The Staatskapelle Berlin took up residence in Carnegie Hall last Thursday and Friday nights. The orchestra played the Brahms symphonies: the first two on Thursday night, the second two the next night. The orchestra was to be conducted by its longtime chief, Daniel Barenboim (who began that job in 1992). But he has been ailing.
He was replaced by a conductor well known in New York, and well known in Philadelphia: Yannick Nézet-Séguin. Maestro Nézet-Séguin is the music director of the Metropolitan Opera and the music director of the Philadelphia Orchestra, both. Amazing, to lead two of the most important musical institutions in America, and in the world.
(The late James Levine accomplished the same trick: leading the Boston Symphony Orchestra for a while, in addition to the Met.)
Friday night’s concert, as you know, began with Brahms’s Symphony No. 3 (which is in F major, Op. 90). The entrance was fudged. That is, the opening measure, the initial attack, was imprecise. The first measures in general were bumpy—segmented, let’s say, instead of seamless. But the orchestra soon found its groove.
The Berliners’ sound was rich, plump, and Brahmsian. Nézet-Séguin, as usual, evidenced his love of music—his unabashed, all-in love of music. He was committed body and soul.
Something interesting happened between the first and second movements: no pause. There would be no pause—there would be “attacca”—all night long (with one exception). A given movement went directly into the next. Why? The only reason I can think of is this: to prevent unwanted applause; to keep the symphonies going.
A word, perhaps, about the third movement of the Third—it is like a ghostly dance. I thought it was a tad too slow, from Nézet-Séguin’s baton. But the tempo was certainly within bounds. And a singing, unflubbing French horn is a beautiful (not too common) thing.
The final movement benefited from storm and masculinity; from passion and definition. As I jotted in my notes: “no Brahmsian goo.”
How about the Symphony No. 4 (in E minor, Op. 98)? In the opening measures, everyone was breathing right. Everyone was interlocking. This was how it must be. In this movement, the orchestra swelled and subsided, heaved and withdrew. Also, there was an element of the heroic here, rarely brought out.

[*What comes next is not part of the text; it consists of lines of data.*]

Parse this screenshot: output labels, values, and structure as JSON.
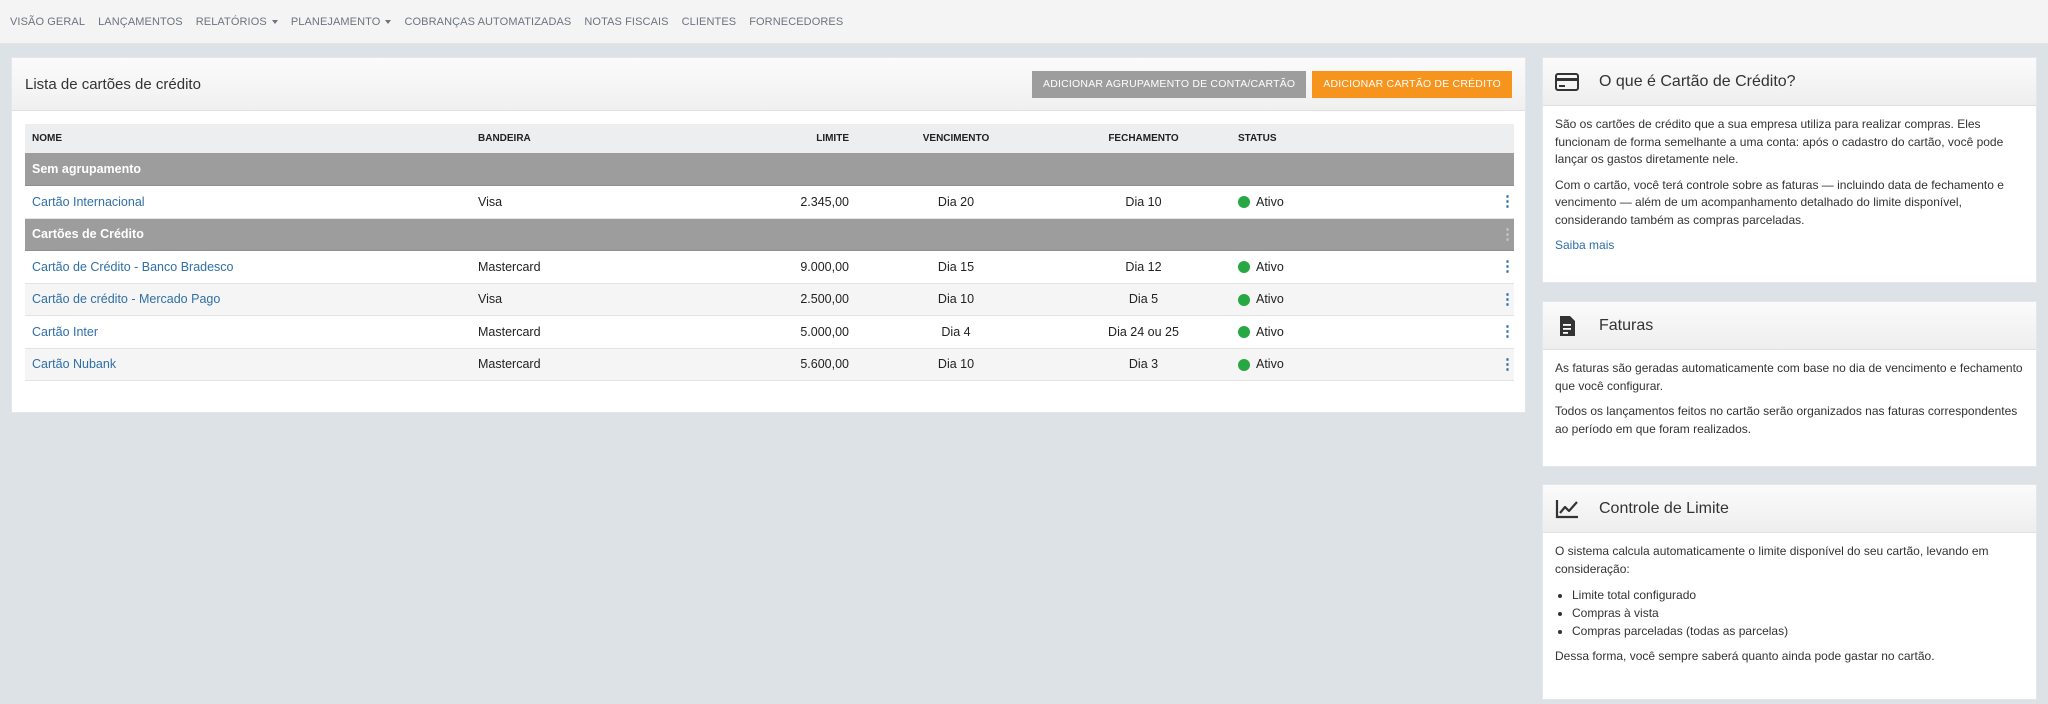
{
  "nav": {
    "items": [
      {
        "label": "VISÃO GERAL",
        "dropdown": false
      },
      {
        "label": "LANÇAMENTOS",
        "dropdown": false
      },
      {
        "label": "RELATÓRIOS",
        "dropdown": true
      },
      {
        "label": "PLANEJAMENTO",
        "dropdown": true
      },
      {
        "label": "COBRANÇAS AUTOMATIZADAS",
        "dropdown": false
      },
      {
        "label": "NOTAS FISCAIS",
        "dropdown": false
      },
      {
        "label": "CLIENTES",
        "dropdown": false
      },
      {
        "label": "FORNECEDORES",
        "dropdown": false
      }
    ]
  },
  "main": {
    "title": "Lista de cartões de crédito",
    "btn_group": "ADICIONAR AGRUPAMENTO DE CONTA/CARTÃO",
    "btn_add": "ADICIONAR CARTÃO DE CRÉDITO",
    "columns": {
      "nome": "NOME",
      "bandeira": "BANDEIRA",
      "limite": "LIMITE",
      "vencimento": "VENCIMENTO",
      "fechamento": "FECHAMENTO",
      "status": "STATUS"
    },
    "groups": [
      {
        "name": "Sem agrupamento",
        "rows": [
          {
            "nome": "Cartão Internacional",
            "bandeira": "Visa",
            "limite": "2.345,00",
            "vencimento": "Dia 20",
            "fechamento": "Dia 10",
            "status": "Ativo"
          }
        ]
      },
      {
        "name": "Cartões de Crédito",
        "rows": [
          {
            "nome": "Cartão de Crédito - Banco Bradesco",
            "bandeira": "Mastercard",
            "limite": "9.000,00",
            "vencimento": "Dia 15",
            "fechamento": "Dia 12",
            "status": "Ativo"
          },
          {
            "nome": "Cartão de crédito - Mercado Pago",
            "bandeira": "Visa",
            "limite": "2.500,00",
            "vencimento": "Dia 10",
            "fechamento": "Dia 5",
            "status": "Ativo"
          },
          {
            "nome": "Cartão Inter",
            "bandeira": "Mastercard",
            "limite": "5.000,00",
            "vencimento": "Dia 4",
            "fechamento": "Dia 24 ou 25",
            "status": "Ativo"
          },
          {
            "nome": "Cartão Nubank",
            "bandeira": "Mastercard",
            "limite": "5.600,00",
            "vencimento": "Dia 10",
            "fechamento": "Dia 3",
            "status": "Ativo"
          }
        ]
      }
    ]
  },
  "side1": {
    "icon": "credit-card-icon",
    "title": "O que é Cartão de Crédito?",
    "p1": "São os cartões de crédito que a sua empresa utiliza para realizar compras. Eles funcionam de forma semelhante a uma conta: após o cadastro do cartão, você pode lançar os gastos diretamente nele.",
    "p2": "Com o cartão, você terá controle sobre as faturas — incluindo data de fechamento e vencimento — além de um acompanhamento detalhado do limite disponível, considerando também as compras parceladas.",
    "link": "Saiba mais"
  },
  "side2": {
    "icon": "invoice-icon",
    "title": "Faturas",
    "p1": "As faturas são geradas automaticamente com base no dia de vencimento e fechamento que você configurar.",
    "p2": "Todos os lançamentos feitos no cartão serão organizados nas faturas correspondentes ao período em que foram realizados."
  },
  "side3": {
    "icon": "line-chart-icon",
    "title": "Controle de Limite",
    "p1": "O sistema calcula automaticamente o limite disponível do seu cartão, levando em consideração:",
    "list": [
      "Limite total configurado",
      "Compras à vista",
      "Compras parceladas (todas as parcelas)"
    ],
    "p2": "Dessa forma, você sempre saberá quanto ainda pode gastar no cartão."
  },
  "colors": {
    "accent": "#f7941d",
    "link": "#2f6fa8",
    "status_active": "#27a844",
    "group_row": "#9d9d9d"
  }
}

Nézet-Séguin was conducting, and the Staatskapelle Berlin was playing, like it was the most important thing in the world. With startling intensity.
Parts of the second movement were “daringly soft,” as critics say. Others were warm, soulful, and hymn-like. At the end of this movement, Nézet-Séguin indeed paused. This was the exception of the night.
The third movement was a shout of joy. This was virile Brahms, the Brahms that one also hears in, for example, the Academic Festival Overture. Not a measure was warped. There was Classical discipline.
You may be familiar with an old expression about Brahms: the “Classical Romantic.”
The final movement proceeded with inexorability. Along the way, we had beautiful flute playing and an exemplary brass choir. At the end, there was no funny business: Nézet-Séguin cut off that chord exactly on time, without a millisecond’s lingering.
(I was reminded of Lorin Maazel, a great cutter-off of notes. Each note had to have its precise value, and if it did not, it was wrong.)
Ladies and gentlemen, I can’t emphasize enough: this evening of Brahms had so much heart. It made me think that other Brahms playing is too reserved. For forty years or more, I have been listening to Brahms concerts—orchestral and otherwise. I have never heard a more satisfying such concert than Friday night’s. Swear.